Vendredi 19 janvier 2007
Je pense que chacun d'entre nous, qu'on soit fille ou garçon, homo ou hétéro, jeune ou vieux, à un jour expérimenté cet étrange sentiment qu'est la jalousie. Souvent on la ressent en nous, parfois c'est celle de l'autre qui nous envahi.

Lorsque je la ressens, j'ai une vague profonde qui apparait dans mon ventre, c'est une vraie souffrance, c'est douloureux. C'est souvent parce que je suis dans la comparaison avec une autre personne,
dont je la pense rivale. Je me sens inférieure à cette personne que je prends à cet instant pour modèle. On est rarement objectif dans ces situations. Lorsque la jalousie amoureuse apparait c'est parce que je perds l'illusion du couple binaire, du duo parfaitement complice et uni. Cette unité est ébranlée par l'apparition d'une autre personne. Le "nous" (moi + toi) est, dans mon imaginaire, mis à mal et pourrait bien devenir moi + toi + l'autre, auquel cas je pèse moins, je perds de mon importance, je ne suis plus l'exclusif. La souffrance qui gagne en moi me fait perdre parfois la raison et l'on tombe dans la crise de jalousie. Je quitte alors le personnage de jaloux silencieux vers celui de jaloux compulsif. Je dis des mots volontairement blessant et je prends alors un plaisir presque sadique à les dire. Pourtant, je les regrette aussitôt, ils s'ajoutent à ma douleur et je me rends compte que cet infernal sentiment n'est qu'une spirale sans fin dont il faut avoir une sacrée force de caractère pour dire "stop" et reprendre raison.
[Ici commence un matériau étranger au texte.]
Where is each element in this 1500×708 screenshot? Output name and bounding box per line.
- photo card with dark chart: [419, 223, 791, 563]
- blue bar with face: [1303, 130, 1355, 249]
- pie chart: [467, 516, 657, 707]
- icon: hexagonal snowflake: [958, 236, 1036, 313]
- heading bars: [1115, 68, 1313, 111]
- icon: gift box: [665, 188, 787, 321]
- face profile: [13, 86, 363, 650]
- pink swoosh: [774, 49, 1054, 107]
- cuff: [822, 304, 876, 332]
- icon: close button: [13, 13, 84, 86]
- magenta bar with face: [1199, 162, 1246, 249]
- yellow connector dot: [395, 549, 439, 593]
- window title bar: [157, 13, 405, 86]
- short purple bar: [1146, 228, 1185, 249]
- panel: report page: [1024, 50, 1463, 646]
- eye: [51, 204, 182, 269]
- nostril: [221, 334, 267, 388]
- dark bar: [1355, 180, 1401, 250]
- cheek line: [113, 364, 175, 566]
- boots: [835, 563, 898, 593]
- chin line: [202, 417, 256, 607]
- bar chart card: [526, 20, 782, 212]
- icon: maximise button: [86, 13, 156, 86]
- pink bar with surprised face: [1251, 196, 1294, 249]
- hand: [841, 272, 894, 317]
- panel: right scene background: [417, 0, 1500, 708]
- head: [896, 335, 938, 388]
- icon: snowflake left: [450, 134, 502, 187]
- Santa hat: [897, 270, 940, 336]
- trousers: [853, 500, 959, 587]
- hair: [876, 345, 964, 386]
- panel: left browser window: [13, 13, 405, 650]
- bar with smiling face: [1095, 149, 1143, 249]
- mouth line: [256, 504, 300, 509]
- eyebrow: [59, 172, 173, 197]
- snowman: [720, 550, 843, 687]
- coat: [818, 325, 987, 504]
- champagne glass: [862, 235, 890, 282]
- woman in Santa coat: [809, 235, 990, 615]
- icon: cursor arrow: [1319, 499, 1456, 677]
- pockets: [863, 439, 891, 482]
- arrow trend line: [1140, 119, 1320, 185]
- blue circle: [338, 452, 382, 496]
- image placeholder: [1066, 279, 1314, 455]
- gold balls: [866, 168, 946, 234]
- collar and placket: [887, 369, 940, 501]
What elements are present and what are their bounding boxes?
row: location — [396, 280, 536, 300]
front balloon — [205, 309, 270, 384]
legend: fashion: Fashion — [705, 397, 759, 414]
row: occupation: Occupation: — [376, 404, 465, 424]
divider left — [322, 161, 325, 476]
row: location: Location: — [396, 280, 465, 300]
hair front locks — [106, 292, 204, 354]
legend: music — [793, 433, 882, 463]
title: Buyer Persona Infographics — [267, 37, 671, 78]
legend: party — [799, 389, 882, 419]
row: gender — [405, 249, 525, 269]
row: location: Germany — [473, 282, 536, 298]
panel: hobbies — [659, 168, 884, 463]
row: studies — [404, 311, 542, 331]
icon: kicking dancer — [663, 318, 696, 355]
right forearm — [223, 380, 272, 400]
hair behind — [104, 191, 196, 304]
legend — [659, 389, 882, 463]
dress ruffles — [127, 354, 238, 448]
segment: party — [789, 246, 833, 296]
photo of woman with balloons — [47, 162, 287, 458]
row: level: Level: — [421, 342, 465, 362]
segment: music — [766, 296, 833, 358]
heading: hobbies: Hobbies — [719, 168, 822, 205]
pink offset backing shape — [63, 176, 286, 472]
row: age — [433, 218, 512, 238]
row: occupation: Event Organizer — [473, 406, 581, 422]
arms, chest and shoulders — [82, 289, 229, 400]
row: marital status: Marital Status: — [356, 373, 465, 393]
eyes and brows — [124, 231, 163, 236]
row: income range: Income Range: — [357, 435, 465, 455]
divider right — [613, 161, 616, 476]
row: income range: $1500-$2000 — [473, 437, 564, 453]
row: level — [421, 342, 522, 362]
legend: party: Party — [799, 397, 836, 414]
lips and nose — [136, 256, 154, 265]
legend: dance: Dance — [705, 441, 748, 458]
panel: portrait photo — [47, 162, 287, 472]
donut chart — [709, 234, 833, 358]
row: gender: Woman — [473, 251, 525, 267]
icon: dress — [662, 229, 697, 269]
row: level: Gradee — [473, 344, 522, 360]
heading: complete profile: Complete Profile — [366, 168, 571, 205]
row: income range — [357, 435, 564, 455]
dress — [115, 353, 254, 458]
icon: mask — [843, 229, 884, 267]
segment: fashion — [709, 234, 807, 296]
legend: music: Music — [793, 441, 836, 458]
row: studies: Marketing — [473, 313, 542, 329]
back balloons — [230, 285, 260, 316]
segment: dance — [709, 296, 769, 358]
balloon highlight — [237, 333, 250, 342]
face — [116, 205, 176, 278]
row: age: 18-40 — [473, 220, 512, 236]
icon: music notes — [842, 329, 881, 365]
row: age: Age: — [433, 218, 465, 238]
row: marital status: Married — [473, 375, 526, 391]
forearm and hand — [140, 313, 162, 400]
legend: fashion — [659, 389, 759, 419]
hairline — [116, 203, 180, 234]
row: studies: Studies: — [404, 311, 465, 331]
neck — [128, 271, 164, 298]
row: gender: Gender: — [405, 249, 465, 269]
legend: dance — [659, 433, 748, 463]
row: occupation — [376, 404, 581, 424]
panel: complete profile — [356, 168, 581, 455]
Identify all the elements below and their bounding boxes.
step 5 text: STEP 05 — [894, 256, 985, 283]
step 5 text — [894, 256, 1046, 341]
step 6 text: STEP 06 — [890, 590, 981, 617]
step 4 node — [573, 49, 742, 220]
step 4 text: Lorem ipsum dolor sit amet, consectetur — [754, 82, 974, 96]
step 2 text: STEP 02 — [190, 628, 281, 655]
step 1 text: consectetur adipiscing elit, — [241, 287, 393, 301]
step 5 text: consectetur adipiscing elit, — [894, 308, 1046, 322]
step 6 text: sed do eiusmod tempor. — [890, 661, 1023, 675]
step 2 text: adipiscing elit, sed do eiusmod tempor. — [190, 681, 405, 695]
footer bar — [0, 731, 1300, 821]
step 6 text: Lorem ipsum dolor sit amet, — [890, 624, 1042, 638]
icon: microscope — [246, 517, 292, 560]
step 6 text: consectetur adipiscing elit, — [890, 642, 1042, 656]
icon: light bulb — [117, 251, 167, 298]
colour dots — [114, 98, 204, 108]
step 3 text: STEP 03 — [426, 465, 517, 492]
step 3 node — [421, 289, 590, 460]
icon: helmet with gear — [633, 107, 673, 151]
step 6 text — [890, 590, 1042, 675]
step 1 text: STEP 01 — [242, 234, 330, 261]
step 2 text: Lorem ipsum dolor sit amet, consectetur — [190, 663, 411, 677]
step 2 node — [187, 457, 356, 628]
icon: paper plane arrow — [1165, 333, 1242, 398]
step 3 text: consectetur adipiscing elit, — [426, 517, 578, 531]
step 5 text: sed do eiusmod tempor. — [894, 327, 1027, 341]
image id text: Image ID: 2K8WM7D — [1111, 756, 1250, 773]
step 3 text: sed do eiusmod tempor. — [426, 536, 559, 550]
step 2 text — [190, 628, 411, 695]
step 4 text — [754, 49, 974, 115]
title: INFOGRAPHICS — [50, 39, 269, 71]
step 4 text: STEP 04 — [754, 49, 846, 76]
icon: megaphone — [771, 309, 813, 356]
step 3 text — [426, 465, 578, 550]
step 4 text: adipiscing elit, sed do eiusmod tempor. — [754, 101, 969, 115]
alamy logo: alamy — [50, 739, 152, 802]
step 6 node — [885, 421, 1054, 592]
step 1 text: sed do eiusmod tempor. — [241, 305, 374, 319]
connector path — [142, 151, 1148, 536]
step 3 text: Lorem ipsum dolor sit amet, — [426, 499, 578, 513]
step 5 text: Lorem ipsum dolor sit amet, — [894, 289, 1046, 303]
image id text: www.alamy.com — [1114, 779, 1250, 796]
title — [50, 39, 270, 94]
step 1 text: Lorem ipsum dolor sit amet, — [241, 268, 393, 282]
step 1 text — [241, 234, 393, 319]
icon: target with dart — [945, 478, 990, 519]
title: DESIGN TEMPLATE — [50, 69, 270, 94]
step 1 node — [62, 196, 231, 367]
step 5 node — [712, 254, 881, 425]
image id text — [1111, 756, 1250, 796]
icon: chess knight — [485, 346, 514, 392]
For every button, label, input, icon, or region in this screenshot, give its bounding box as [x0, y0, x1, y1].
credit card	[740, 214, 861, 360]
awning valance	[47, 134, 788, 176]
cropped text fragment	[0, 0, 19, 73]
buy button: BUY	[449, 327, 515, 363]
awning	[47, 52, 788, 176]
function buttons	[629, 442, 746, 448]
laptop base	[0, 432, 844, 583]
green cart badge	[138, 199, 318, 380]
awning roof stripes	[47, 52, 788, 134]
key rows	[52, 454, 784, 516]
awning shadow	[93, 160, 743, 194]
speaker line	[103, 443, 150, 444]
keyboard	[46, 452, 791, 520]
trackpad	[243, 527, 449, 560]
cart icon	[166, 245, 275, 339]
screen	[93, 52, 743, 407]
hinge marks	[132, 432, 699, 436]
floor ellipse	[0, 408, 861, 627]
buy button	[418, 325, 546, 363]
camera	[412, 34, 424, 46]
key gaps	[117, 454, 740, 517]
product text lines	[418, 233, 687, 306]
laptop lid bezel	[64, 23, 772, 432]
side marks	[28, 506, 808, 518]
Ce n'est pas ça l'amour, on le sait bien. Ce n'est pas être belliqueux. Ce n'est pas être blessant, étouffant, possessif. Malgré cela, même si on sait tout ça, on reste faible face à cette mauvaise émotion qui peut nous dominer et prendre le contrôle.

Alors je fais des efforts, je repense mon rôle et je me recentre vers le meilleur : celui de l'amoureux tout simplement !
par Thomas publié dans : Mes opinions commentaires (1)    ajouter un commentaire

Jeudi 11 janvier 2007
Je suis une petite employée dans un monde devenu trop complexe. Derrière mon guichet, je fais mes heures tranquillement et les jours de la semaine finissent par se ressembler ; le temps passe si lentement... En ce moment, pour être sûre, je demande régulièrement à mes collègues quel jour l'on est. Il s'agit de ne pas se tromper. Les clients m'en voudraient, et j'ai toujours essayé de faire mon travail le mieux que je pouvais.
Mes clients sont toujours là, je les vois, je les observe. Je les comprends impatients, nerveux, inquiets. Ils sont tous avec des lettres, des petits colis, des avis de passage du facteur. Ils me posent souvent les mêmes questions, auxquelles je réponds avec toujours les mêmes réponses. Ma vie n'est pas très drôle, parfois je fais le bilan ; il paraît qu'à la cinquantaine on y passe tous à ces interrogations. Je préfère esquiver ce genre de compte-rendu sur ma vie, ça ne me rend pas heureuse et je finis par mal faire mon travail, en me perdant dans les jours de la semaine, et je m'en veux.
Je connais certains de ces clients, ils viennent régulièrement, consultent leurs comptes en banque, retirent quelques sous, y déposent de maigres sommes... Ils sont âgés, et rassurés par ma présence et mon humanité, ou au contraire ils sont jeunes et impatients, agacés par ma lenteur. Je ne vais jamais assez vite. Je sens parfois dans leurs yeux leur mépris, m'accusant toujours des mêmes choses... Ils me reprochent certainement, et comme tant d'autres, de faire partie du système, d'être privilégiée... Ils préfèreraient avoir affaire avec une machine plutôt qu'avec moi. Je le sais ! J'essaie de garder la tête haute, mais parfois c'est difficile. Seraient-ils toujours aussi convaincus de mon privilège s'ils savaient le mépris que l'on a à mon encontre ? Où est le privilège de ma condition dans ce travail qui ne me valorise pas à leurs yeux ?
La fin de la journée arrive... je quitte mon guichet tranquillement. La soirée va commencer, je rentre chez moi avec mes doutes sur cette vie et quelques images en tête sur la journée écoulée. Finalement elle ne fût pas si désagréable que ça. Demain j'essaierai de faire encore mieux. Et surtout, il faut que j'arrête de me torturer l'esprit avec des questions sans importance...
par Thomas publié dans : Mes opinions commentaires (2)    ajouter un commentaire

Dimanche 7 janvier 2007
J'ai dernièrement un peu ralenti l'activité sur ce blog, il fallait en effet que je prenne conscience d'une chose : le pouvoir du mot, de la phrase. J'avais jusqu'alors largement sous-estimé celui-ci.

Que s'est-il passé ?

J'ai trouvé amusant, il y a quelques jours, de faire le portrait  sur ce blog d'un personnage gay (voire "folle") à la vie débridée, rythmée par ses "plans Q" et ses cuites à la vodka. J'avais écrit ce portrait à la première personne (le "je" donc) et sur une trentaine de ligne on suivait une journée type de ce personnage.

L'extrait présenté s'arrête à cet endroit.